Physically and emotionally exhausted, I punished myself with a CrossFit WOD.
Hanging with my friend Erika and our darling Cali...who wanted a beer. 

Determined to get my mom out of the house, and get her to the beach, we set up a camp to protect us from the wind and sand. We sipped champagne and "pirate" port.
Osho says that you have a "choice"...you can choose Misery or Bliss. There was a story about his familys home. His father payed a contractor to build the family a house. He was a simple man, and while Oshos father was away, just days after it was built and just days before his family was to move in, the house fell down. Osho was devastated, but his father said "What a wonderful thing! What a reason to celebrate! You, me, your mother and your 10 brothers and sisters could have been in the house when it collapsed!! How lucky we are!!!". So today, despite this overwhelming sadness, I choose Bliss. I choose to celebrate Having my wonderful mother, despite losing my beloved Father.
Billy with the "catch of the day"....a dozen beers.
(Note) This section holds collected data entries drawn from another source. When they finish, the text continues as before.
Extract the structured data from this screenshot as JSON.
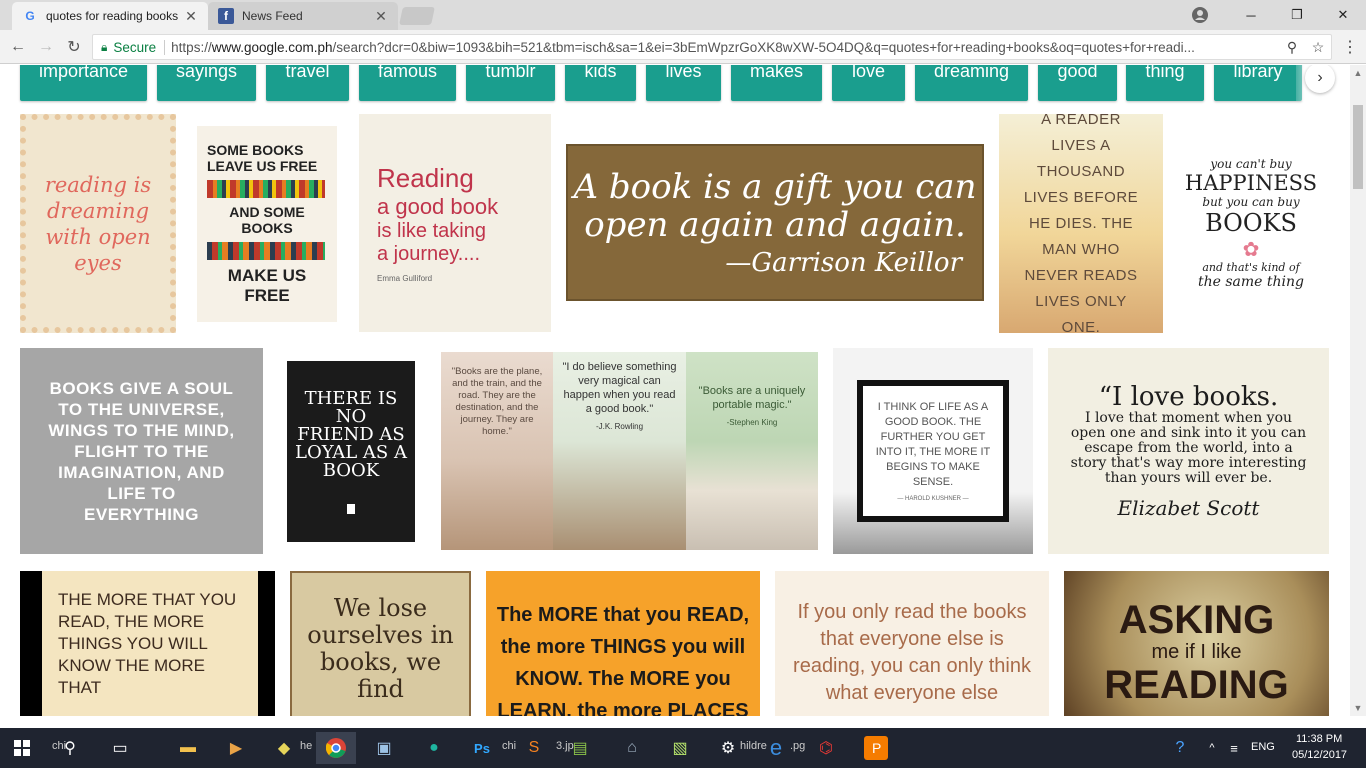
{
  "browser": {
    "tabs": [
      {
        "title": "quotes for reading books",
        "active": true
      },
      {
        "title": "News Feed",
        "active": false
      }
    ],
    "security_label": "Secure",
    "url_scheme": "https://",
    "url_host": "www.google.com.ph",
    "url_path": "/search?dcr=0&biw=1093&bih=521&tbm=isch&sa=1&ei=3bEmWpzrGoXK8wXW-5O4DQ&q=quotes+for+reading+books&oq=quotes+for+readi..."
  },
  "chips": [
    "importance",
    "sayings",
    "travel",
    "famous",
    "tumblr",
    "kids",
    "lives",
    "makes",
    "love",
    "dreaming",
    "good",
    "thing",
    "library"
  ],
  "tiles": {
    "t1": {
      "text": "reading is dreaming with open eyes"
    },
    "t2": {
      "line1": "SOME BOOKS",
      "line2": "LEAVE US FREE",
      "line3": "AND SOME BOOKS",
      "line4": "MAKE US FREE"
    },
    "t3": {
      "word1": "Reading",
      "word2": "a good book",
      "word3": "is like taking",
      "word4": "a journey....",
      "author": "Emma Gulliford"
    },
    "t4": {
      "line1": "A book is a gift you can",
      "line2": "open again and again.",
      "author": "—Garrison Keillor"
    },
    "t5": {
      "text": "A READER LIVES A THOUSAND LIVES BEFORE HE DIES. THE MAN WHO NEVER READS LIVES ONLY ONE."
    },
    "t6": {
      "line1": "you can't buy",
      "line2": "HAPPINESS",
      "line3": "but you can buy",
      "line4": "BOOKS",
      "line5": "and that's kind of",
      "line6": "the same thing"
    },
    "t7": {
      "text": "BOOKS GIVE A SOUL TO THE UNIVERSE, WINGS TO THE MIND, FLIGHT TO THE IMAGINATION, AND LIFE TO EVERYTHING"
    },
    "t8": {
      "text": "THERE IS NO FRIEND AS LOYAL AS A BOOK"
    },
    "t9": {
      "q1": "\"Books are the plane, and the train, and the road. They are the destination, and the journey. They are home.\"",
      "q2": "\"I do believe something very magical can happen when you read a good book.\"",
      "a2": "-J.K. Rowling",
      "q3": "\"Books are a uniquely portable magic.\"",
      "a3": "-Stephen King"
    },
    "t10": {
      "text": "I THINK OF LIFE AS A GOOD BOOK. THE FURTHER YOU GET INTO IT, THE MORE IT BEGINS TO MAKE SENSE.",
      "author": "— HAROLD KUSHNER —"
    },
    "t11": {
      "head": "“I love books.",
      "body": "I love that moment when you open one and sink into it you can escape from the world, into a story that's way more interesting than yours will ever be.",
      "author": "Elizabet Scott"
    },
    "t12": {
      "text": "THE MORE THAT YOU READ, THE MORE THINGS YOU WILL KNOW THE MORE THAT"
    },
    "t13": {
      "text": "We lose ourselves in books, we find"
    },
    "t14": {
      "text": "The MORE that you READ, the more THINGS you will KNOW. The MORE you LEARN, the more PLACES you'll GO!"
    },
    "t15": {
      "text": "If you only read the books that everyone else is reading, you can only think what everyone else"
    },
    "t16": {
      "line1": "ASKING",
      "line2": "me if I like",
      "line3": "READING"
    }
  },
  "taskbar": {
    "labels": [
      "chi",
      "5",
      "he",
      "chi",
      "3.jp",
      "hildre",
      ".pg"
    ],
    "lang": "ENG",
    "time": "11:38 PM",
    "date": "05/12/2017"
  }
}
Thursday, September 20, 2012

Brookie.

Johnny and me Showing off our Brooke goodies :)

Johnny DiGenni and I met up at the Dead Dog tonight for their epic taco night. He sipped Dos Equis and I sipped club soda, and we each housed 3 tacos. Half way through our meal I commented on his sweeeeet "biker" tshirt (Johnny bought a motorcycle and has become quite the biker dude, accessories too *nerd*). He responded that Brooke had bought it for him when he had gotten his new bike. It just so happened that I was wearing bright blue Beyond Yoga pants that Brookie had bought for me earlier this week. Boom. Brooke- we love you, thank you for keeping us 'hip' and in the coolest digs.

Yet another amazing night at my beloved Dead Dog, with one of my most favorite people in the world, sipping ice cold and delicious club sodas in my super amazing yoga pants, from another one of my most favorite people in the world.

Wednesday, September 19, 2012

Life Celebration Pt.4

Loving and missing Dad.
This found Brooke and John at the store right after the services. Holy shit.
Very little sleep and then I had to teach yoga. Brooke came this morning and had this wall hanging for me. After the luncheon yesterday her and Johnny walked to the antique store across the street to grab his sister a gift for her birthday. This literally FELL off the shelf and when they picked it up it was the Winnie the Pooh quote I posted the day that my Dad died. Obviously Dad wanted for me to have this. Thanks John and Brooke, I'm glad that it found you :)

Life Celebration Pt.3

Mom and Katie.
TA telling hysterical stories about Dad back in college.
Richard Schad chiming in on the details of the college days...
Andrew Welker, the power hooker.
At this point I'm not even sure WHAT the fuck was happening.
And the wine kept flowing and the stories kept coming.

Life Celebration Pt.2

Kill em and eat em.
Story time.
And so the laughter and celebration continued.